Linearizing equations of motion

Question

I am given the equations of motion: $$\dot{r} = f(r)p_r,$$ $$\dot{p_r} = -\frac{V'(r)}{2f(r)}-\frac{f'(r){p_r}^2}{2}+\frac{V(r)-E^2}{2f^2(r)}f'(r)$$ Along with the conditions that $$E^2-V(r_0)=V'(r_0)=0$$

I need to linearize the equations of motion around a circular orbit at $r=r_0$ so I tried to calculate the Jacobian matrix using Mathematica:

jacobianMatrix = 
 Grad[{f[r] p[r], -V'[r]/(2 f[r]) - (f'[r] p[r]^2)/
        2 + (V[r] - En^2)/(2 f[r]^2) f'[r]}, {r, p[r]}] /. r -> r0 /. 
    En^2 -> V[r0] /. V'[r0] -> 0 // MatrixForm

which gives me the output:

$$\left( \begin{array}{cc} p_{r_0} f'({r_0}) & f({r_0}) \\ -\frac{1}{2} p_{r_0}^2 f''({r_0})-\frac{V''({r_0})}{2 f({r_0})} & -p_{r_0} f'({r_0}) \\ \end{array} \right)$$

But the given solution in the paper on page 13 is:

$$\delta\dot{r}=\delta p_r,$$ $$\delta \dot{p_r}=-\frac{V''(r_0)\delta r}{2f(r_0)}$$

where I am getting the $-\frac{V''(r_0)}{2f(r_0)}$ term along with extra terms, I am not sure why the other terms vanish.
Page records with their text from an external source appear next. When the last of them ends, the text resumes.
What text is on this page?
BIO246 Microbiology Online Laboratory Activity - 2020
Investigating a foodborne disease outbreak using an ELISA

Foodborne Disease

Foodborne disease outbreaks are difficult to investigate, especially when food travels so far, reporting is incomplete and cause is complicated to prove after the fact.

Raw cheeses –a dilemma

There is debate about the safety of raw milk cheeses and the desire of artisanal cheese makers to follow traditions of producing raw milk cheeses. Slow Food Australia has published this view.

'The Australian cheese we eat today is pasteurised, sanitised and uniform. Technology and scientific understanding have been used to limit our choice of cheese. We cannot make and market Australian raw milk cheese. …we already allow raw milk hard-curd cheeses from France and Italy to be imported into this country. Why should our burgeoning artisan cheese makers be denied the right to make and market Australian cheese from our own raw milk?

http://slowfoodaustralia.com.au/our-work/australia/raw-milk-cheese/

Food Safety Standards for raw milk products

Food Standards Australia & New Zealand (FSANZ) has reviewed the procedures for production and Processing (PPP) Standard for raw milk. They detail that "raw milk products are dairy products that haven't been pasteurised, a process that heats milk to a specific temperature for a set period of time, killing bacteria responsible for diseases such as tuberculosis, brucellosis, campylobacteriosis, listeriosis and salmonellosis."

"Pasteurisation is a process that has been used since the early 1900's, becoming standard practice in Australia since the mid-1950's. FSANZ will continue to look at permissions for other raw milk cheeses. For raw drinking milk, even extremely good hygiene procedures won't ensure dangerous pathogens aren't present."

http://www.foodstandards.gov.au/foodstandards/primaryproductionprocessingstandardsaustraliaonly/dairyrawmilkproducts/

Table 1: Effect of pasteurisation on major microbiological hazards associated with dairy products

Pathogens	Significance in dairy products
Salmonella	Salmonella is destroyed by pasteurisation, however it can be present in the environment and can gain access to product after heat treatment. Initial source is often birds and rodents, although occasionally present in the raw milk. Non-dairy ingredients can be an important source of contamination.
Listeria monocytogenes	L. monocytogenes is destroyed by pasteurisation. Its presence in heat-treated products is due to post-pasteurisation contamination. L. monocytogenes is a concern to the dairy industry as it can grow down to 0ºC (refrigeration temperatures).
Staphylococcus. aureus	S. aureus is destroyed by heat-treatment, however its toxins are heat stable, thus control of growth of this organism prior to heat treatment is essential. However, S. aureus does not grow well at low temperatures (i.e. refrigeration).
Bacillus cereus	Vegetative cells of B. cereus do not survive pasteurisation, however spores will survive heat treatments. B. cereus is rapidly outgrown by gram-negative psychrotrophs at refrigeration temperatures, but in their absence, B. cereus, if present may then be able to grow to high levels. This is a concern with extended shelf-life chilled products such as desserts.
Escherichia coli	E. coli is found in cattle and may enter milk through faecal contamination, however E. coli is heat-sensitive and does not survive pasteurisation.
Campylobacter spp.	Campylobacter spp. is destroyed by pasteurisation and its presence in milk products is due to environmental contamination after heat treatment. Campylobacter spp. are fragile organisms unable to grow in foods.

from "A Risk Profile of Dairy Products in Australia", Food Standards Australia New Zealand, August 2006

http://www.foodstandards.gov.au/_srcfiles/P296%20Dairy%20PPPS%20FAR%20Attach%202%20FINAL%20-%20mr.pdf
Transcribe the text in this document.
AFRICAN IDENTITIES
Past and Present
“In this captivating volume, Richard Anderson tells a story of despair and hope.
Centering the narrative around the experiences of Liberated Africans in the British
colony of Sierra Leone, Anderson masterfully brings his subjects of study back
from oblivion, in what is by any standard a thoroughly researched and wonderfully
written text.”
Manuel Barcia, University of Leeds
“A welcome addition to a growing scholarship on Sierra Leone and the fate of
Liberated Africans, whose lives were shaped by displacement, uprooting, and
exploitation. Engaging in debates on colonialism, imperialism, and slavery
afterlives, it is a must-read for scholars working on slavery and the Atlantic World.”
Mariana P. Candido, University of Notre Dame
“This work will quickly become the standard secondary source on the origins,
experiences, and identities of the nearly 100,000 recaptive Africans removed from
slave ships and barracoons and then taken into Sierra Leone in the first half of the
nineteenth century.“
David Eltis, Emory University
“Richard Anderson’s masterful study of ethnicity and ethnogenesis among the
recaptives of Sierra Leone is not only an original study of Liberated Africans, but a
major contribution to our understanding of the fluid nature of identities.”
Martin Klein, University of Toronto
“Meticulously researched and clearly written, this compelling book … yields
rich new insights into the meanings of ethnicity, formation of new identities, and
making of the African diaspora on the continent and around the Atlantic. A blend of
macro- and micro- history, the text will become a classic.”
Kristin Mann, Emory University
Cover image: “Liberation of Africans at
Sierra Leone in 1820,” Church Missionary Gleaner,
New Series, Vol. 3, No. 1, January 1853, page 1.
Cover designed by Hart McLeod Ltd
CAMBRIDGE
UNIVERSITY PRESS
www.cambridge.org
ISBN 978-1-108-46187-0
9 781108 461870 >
How to get the solution by using the concept of linearization?

Answer 1

Because the canonical apparatus is made for not doing geometry on tangent spaces:

Its always easier to take the series expansion of the Hamiltonian in the radius $r$ around some fixed $R$ up ou second order in

$$H(R+s) = H(R)+ H'(R) s + 1/2 H''(R) s^2.$$

For a stable circle solve for $p$

$$H'(R)==0$$

The rest is an harmonic oscillator.

By the principles, any function

$$F = f(q) P$$

generates canonically

$$Q = f(q) , p = f'(q) P = f'(f^1(Q)) P$$

In the same way. probably, your $f(r)$ as was induced into the Hamiltonian.